A unique exhibition by the charity SHINE, including a device developed by author Roald Dahl, has launched in Peterborough.
SHINE is celebrating its 50th anniversary helping those with spina bifida and hydrocephalus, conditions which have been around for thousands of years.
Enabled by a £60,000 grant from the Heritage Lottery Fund, and support from the charity the exhibition ‘Our Heritage’ can now be viewed by appointment.
The exhibition showcases early history, developments in support and treatment, and changing attitudes towards these complex conditions over the decades. A key feature will be the personal experiences brought to life through photographs, artwork and oral histories.
Exhibits will include a device created by best-selling author Roald Dahl. In the 1960s, Dahl was inspired to develop a new, improved ‘shunt’ – a tube-like device used to treat hydrocephalus by draining away harmful excess fluid in the head – when his son Theo developed the condition after an accident. Dahl’s shunt helped some 3,000 children with hydrocephalus until newer styles came along.

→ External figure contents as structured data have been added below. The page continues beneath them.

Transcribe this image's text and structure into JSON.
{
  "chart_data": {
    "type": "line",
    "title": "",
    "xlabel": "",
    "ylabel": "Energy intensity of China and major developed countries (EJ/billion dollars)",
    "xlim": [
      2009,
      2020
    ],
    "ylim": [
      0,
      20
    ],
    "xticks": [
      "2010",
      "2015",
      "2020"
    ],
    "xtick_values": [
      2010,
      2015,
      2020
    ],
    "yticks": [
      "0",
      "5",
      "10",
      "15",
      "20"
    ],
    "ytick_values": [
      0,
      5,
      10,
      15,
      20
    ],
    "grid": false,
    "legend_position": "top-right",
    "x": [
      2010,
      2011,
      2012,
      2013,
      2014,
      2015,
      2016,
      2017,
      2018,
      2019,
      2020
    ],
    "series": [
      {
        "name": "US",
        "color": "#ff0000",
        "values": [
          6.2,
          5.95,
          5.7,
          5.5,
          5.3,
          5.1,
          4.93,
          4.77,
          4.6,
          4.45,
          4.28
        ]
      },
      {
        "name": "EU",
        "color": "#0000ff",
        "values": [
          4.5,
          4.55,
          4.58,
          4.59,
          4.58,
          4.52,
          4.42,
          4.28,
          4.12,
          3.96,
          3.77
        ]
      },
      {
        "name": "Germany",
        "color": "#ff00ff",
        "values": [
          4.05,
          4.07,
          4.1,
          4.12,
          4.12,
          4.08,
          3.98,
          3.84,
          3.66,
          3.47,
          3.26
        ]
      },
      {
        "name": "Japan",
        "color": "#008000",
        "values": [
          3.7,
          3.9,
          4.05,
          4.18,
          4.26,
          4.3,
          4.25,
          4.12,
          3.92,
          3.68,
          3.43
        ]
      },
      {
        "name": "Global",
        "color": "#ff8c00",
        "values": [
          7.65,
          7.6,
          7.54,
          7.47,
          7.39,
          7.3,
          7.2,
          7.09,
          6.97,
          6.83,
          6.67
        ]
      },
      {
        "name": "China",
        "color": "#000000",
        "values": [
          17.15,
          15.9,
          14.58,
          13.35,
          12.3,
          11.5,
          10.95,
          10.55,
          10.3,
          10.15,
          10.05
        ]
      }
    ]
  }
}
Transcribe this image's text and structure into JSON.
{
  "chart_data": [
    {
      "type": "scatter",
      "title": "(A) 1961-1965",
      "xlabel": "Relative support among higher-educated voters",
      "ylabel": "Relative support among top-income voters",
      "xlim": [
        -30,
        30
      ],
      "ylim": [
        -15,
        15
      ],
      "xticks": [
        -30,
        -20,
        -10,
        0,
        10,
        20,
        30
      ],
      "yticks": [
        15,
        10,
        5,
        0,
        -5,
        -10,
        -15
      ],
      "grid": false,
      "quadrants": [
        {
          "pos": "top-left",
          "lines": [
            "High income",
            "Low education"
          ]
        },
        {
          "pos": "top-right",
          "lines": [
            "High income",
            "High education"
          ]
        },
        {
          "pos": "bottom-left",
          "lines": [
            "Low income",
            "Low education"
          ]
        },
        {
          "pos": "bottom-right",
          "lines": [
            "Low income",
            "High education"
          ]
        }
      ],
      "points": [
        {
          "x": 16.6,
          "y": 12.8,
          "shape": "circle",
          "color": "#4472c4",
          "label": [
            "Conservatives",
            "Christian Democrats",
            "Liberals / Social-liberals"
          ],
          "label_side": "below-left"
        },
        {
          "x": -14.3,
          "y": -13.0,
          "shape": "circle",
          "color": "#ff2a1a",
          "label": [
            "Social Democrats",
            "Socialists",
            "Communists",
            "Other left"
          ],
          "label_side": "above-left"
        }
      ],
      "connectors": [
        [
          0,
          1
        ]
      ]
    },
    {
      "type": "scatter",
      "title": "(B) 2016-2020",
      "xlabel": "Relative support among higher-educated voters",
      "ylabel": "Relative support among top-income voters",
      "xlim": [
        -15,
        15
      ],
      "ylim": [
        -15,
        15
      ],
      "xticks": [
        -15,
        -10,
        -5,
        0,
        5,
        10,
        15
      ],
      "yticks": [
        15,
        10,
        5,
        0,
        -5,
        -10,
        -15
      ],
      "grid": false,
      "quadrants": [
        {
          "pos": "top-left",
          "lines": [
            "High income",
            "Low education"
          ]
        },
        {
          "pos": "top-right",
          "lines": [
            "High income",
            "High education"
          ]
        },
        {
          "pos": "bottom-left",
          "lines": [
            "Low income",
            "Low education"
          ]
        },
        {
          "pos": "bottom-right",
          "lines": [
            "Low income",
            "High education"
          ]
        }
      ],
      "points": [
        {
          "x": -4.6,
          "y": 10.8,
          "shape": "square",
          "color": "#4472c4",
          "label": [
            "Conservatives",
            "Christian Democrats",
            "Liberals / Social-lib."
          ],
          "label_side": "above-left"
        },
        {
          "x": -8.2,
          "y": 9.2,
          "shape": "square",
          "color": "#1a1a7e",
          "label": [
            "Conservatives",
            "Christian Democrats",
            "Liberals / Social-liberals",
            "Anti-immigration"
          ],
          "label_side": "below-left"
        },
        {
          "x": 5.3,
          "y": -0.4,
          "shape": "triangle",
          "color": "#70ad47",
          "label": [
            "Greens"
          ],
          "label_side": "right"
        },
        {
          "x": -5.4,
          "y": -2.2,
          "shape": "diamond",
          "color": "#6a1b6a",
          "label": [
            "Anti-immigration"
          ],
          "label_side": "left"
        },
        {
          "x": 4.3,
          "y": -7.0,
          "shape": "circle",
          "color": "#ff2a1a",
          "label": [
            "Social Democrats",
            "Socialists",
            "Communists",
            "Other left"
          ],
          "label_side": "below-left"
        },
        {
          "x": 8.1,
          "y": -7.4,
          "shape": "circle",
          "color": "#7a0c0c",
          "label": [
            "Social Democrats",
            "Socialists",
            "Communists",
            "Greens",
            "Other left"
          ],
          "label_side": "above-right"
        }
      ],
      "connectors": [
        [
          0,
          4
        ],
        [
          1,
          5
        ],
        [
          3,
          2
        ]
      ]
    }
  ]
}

Spina bifida and hydrocephalus have been around since pre-Tutankhamun days. Treatments improved significantly in the 1960s, and this is the first generation of adults surviving into their 50s and beyond. Shine provides a range of specialist services for people with the conditions, and marks its golden anniversary this year.
Heritage Project Development Officer, Marc Lupson, commented:
“Bringing this hidden heritage into the open has been a challenging, but fascinating journey. This is really an exhibition about people; the pioneers, doctors, and most importantly, the thousands who make up the spina bifida and hydrocephalus community. I have only been able to scratch the surface of this rich and deep history.”
‘Heritage’ will initially be housed at the charity’s national office in Park Road in Peterborough over the summer. The exhibition will be open for public viewing by appointment. Contact firstname.lastname@example.org or call 01733 421356 to book.
Acknowledging the global significance of this body of work, it’s hoped that part of the exhibition will then travel to Belgium in October for the annual conference of the International Federation of Spina Bifida and Hydrocephalus. The charity is seeking a more permanent home for the exhibition in the future.